Unser Qutrit besteht aus einem Lichtteilchen und drei Glasfasern. Die drei Glasfasern dienen dabei als die drei möglichen Orte, an denen sich das Lichtteilchen aufhalten kann. Das Lichtteilchen kann aber auch an allen drei Orten gleichzeitig sein. Um die Quanteninformation an den Zielort zu teleportieren, nutzen wir wiederum ein verschränktes Photonenpaar. Indem wir die Eigenschaften der Lichtteilchen am Ursprungsort messen, lässt sich die Orientierung des „Qutrit-Würfels” bestimmen. Das verschränkte Lichtteilchen am Zielort lässt sich dann mit der klassischen Information der Lage des „Qutrit-Würfels” so beeinflussen, dass es den Zustand des Ursprungsteilchens annimmt.
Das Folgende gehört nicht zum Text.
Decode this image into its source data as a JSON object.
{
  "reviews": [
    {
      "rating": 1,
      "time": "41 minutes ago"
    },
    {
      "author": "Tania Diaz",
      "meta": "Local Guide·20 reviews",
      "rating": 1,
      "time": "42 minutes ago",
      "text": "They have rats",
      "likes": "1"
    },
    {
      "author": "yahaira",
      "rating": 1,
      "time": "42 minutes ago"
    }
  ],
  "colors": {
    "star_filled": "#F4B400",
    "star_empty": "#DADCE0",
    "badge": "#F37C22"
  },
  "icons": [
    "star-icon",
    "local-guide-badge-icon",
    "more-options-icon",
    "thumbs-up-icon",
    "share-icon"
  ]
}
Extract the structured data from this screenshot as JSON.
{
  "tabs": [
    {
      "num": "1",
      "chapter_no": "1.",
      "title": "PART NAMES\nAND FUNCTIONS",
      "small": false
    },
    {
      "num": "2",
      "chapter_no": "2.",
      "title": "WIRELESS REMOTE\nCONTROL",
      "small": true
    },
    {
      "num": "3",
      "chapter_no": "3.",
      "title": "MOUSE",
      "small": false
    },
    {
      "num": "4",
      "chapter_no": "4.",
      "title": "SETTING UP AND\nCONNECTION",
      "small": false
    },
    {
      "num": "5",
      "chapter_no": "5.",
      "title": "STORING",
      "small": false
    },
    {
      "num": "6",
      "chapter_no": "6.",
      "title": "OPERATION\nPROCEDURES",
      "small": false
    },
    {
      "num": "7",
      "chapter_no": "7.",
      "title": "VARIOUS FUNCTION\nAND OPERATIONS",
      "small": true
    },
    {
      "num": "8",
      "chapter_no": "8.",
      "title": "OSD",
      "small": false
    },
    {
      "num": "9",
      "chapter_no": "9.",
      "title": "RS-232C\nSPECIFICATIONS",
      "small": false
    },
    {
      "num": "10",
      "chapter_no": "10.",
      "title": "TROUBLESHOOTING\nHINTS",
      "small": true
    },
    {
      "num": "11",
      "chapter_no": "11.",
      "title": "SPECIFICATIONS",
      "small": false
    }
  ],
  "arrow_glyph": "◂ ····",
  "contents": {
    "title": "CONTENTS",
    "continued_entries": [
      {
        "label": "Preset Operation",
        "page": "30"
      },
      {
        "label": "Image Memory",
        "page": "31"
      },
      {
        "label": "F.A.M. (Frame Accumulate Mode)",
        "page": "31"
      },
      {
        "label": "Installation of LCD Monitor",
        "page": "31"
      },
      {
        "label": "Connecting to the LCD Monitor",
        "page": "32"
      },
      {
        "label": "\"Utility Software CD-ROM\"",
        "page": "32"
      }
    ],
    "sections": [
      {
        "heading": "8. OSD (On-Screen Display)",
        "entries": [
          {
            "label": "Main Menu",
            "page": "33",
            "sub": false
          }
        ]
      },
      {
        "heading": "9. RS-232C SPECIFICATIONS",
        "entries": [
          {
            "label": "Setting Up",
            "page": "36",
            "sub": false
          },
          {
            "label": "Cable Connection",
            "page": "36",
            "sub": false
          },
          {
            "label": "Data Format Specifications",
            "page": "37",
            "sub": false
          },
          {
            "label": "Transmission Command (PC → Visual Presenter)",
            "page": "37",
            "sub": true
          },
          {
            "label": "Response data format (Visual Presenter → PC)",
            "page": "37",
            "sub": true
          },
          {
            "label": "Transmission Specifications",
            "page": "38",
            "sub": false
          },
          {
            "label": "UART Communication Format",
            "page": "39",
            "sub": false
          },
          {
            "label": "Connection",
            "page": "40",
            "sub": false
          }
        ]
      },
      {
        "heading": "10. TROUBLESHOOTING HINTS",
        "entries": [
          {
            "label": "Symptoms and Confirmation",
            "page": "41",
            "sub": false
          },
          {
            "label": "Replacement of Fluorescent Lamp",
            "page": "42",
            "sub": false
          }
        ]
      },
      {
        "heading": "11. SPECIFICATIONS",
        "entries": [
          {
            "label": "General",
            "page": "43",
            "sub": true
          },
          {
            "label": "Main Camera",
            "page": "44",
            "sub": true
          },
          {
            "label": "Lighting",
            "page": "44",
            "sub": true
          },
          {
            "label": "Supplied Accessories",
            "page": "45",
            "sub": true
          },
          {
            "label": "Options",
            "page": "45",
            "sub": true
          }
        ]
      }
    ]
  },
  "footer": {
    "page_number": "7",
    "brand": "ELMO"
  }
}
Kann man das nur mit Licht oder auch mit anderen Teilchen durchführen?
Ein wichtiges Ziel dieser Forschungsarbeiten ist es, die Quanteneigenschaften nicht nur von Licht, sondern auch von Atomen zu teleportieren. Diese sind durch sehr viel mehr als nur zwei oder drei Werte charakterisiert. Das Schöne an unserem Aufbau ist, dass er von Qutrits auch auf höherdimensionale Kombinationen erweitert werden kann. Wir wollen in den kommenden Jahren daran arbeiten, die Quantenteleportation auf einige Dutzend Dimensionen auszuweiten. Sehr spannend wäre es etwa in Zukunft, einen komplexen Quantenzustand eines Atoms auf ein anderes weit entferntes Atom zu teleportieren.